A look at Ramona school district finances

Editor’s Note: Ramona resident Mischa Dobrotin shared the following with Ramona school trustees at a recent meeting.

By Mischa Dobrotin

The following are my thoughts on the school board finances.

The school board is again discussing a bond issue. Five times the school board has tried to pass a bond issue, and all five have failed.

The last one, in 2012, was among these failures. Contributing to its failure was the inclusion of such things as maintenance costs, computer purchases, computer wiring, in addition to the payoff of the COP (certificate of participation, a loan) a previous board had incurred.

Although a number of items were listed, no individual line item costs were presented to the people of Ramona. Basically, the board said, “Give us $66 million and we will spend it.” Nor was any way really allowed for public monitoring of the expenditures.

The school board has a high hill to climb before it can convince the people of Ramona to fund a bond issue. And there are several hurdles along the way.

The first one stems from the COP itself. A previous board tried to have a bond issue passed for a new school, but the people of Ramona turned it down. Instead of listening to the people, the board snuck in the COP. This leads to an inherent distrust in the school board that needs to be overcome.

A second hurdle is the deferred maintenance problem. Why is there such a backlog?

A third hurdle is the exclusion of any short term items from the bond issue. The service life of computers is too short to commit the community to a bond issue including computers.

I believe I heard at the last board meeting a statement that the community has to sell the school board on a bond issue. This is putting the cart before the horse. The school board must convince the Ramona community at large that a bond issue is essential, not only those members of the community who have students in the Ramona district schools.

The bond issue needs to be very well described to the community at large and must spell out the benefits to the community.
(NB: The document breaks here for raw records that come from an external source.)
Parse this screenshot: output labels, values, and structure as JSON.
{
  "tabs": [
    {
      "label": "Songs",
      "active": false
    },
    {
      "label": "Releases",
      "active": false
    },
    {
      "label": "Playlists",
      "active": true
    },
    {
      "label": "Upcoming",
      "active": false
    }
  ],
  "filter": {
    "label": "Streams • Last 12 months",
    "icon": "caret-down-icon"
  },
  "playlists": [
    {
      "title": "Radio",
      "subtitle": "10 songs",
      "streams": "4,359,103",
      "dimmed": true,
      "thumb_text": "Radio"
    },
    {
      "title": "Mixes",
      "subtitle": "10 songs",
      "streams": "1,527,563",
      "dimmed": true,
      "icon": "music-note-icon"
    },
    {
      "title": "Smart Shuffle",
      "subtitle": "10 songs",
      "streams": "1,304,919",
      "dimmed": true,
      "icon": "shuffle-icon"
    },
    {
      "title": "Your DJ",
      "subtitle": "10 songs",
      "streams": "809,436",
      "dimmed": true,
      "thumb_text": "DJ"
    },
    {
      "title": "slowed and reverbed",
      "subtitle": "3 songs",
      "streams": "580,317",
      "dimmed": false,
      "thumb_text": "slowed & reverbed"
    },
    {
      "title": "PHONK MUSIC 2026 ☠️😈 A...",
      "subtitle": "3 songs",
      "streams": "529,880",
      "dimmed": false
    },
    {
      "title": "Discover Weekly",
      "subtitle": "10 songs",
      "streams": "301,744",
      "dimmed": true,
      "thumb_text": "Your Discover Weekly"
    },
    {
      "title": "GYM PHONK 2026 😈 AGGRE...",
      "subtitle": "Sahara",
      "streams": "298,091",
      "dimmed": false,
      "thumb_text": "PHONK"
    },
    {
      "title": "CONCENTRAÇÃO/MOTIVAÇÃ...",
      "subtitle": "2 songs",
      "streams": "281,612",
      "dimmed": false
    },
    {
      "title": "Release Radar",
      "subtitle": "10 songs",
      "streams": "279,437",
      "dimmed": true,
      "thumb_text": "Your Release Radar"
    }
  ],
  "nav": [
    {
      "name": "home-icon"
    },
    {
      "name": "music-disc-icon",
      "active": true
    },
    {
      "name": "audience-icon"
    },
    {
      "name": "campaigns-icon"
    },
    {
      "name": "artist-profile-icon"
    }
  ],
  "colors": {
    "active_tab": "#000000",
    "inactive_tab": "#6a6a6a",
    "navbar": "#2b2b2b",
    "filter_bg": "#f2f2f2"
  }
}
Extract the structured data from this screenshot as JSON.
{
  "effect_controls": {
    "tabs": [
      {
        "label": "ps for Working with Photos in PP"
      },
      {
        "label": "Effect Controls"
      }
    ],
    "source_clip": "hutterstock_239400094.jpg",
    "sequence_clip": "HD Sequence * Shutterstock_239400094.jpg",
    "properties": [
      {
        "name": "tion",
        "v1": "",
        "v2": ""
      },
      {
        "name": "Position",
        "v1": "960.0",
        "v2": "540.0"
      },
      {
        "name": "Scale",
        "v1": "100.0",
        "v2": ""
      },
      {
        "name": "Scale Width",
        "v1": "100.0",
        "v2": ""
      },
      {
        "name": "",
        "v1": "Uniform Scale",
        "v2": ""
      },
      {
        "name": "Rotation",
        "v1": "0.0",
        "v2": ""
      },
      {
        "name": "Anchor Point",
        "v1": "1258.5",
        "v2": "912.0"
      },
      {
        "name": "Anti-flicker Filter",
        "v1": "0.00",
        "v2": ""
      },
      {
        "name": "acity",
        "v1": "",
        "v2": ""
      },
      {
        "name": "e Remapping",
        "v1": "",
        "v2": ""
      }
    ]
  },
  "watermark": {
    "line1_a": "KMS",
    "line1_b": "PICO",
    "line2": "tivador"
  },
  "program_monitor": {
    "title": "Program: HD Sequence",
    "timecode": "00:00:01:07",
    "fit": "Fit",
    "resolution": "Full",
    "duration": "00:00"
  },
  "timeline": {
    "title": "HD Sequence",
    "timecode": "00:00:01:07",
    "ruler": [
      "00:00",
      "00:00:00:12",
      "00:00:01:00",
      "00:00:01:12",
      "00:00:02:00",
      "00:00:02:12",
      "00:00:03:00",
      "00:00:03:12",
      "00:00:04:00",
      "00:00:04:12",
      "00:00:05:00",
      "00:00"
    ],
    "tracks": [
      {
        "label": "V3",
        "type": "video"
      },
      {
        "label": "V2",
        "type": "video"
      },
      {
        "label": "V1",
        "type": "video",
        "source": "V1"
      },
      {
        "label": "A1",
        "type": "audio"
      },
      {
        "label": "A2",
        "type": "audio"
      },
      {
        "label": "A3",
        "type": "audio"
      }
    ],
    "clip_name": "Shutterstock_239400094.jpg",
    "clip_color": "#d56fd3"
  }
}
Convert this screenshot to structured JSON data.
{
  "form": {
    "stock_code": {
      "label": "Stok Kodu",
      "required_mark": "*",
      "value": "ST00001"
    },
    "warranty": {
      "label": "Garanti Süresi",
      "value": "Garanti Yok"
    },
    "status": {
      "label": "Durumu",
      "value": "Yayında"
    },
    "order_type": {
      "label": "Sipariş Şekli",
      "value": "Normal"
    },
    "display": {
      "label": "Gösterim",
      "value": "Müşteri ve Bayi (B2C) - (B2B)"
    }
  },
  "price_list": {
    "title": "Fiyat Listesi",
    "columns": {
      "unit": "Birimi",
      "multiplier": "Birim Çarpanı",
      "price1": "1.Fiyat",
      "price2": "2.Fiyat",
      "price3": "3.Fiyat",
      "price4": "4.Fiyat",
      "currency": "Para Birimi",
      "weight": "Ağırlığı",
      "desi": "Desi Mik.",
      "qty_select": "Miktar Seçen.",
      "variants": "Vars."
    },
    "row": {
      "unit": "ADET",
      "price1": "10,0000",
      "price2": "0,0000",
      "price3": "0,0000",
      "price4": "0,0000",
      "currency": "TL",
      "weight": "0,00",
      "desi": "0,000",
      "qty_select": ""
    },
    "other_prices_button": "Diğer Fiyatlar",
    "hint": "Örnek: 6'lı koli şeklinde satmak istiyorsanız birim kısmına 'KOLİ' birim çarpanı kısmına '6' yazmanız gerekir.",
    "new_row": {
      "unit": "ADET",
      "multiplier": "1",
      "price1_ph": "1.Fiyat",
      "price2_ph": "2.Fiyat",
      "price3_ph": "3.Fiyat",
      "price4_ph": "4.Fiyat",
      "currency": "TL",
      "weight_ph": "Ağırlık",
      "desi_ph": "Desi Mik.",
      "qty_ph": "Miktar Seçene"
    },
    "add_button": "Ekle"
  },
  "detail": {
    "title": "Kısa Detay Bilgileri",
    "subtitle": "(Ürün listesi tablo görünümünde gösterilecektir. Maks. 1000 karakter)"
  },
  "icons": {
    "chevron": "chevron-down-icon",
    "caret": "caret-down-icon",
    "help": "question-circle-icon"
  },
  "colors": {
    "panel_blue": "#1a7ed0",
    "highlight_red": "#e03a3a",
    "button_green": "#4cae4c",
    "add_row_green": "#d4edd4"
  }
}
It needs to be very specific on what it will fund, and fund only long-term items.

Essentially, it should be limited to paying for the COP.

It needs to have definitive line items presented, defined and defended. It needs to have an independent community audit committee, with power to restrict expenditures to the designated line items. And the school board must sell the entire Ramona community on the bond issue. If the school board expects the community to sell the school board on the bond issue, it will again fail.

Another item that needs to be explored is why is there a decline in enrollment in Ramona schools? Is it because there is a belief that the schools are inadequate? Are people being priced out of this area?

What about the various residential construction projects being proposed? Will they help?

This decline needs to be reversed. A sales effort needs to be established to sell the Ramona schools as a great place to enroll students. My thought is the real estate community of Ramona and the Ramona Chamber of Commerce would be of great help in this effort.

Perhaps another solution to think about is selling the community on a parcel tax to pay off the COP — and maybe the repair problems.

Mischa Dobrotin, a retired engineer, is a 1951 Ramona High School graduate.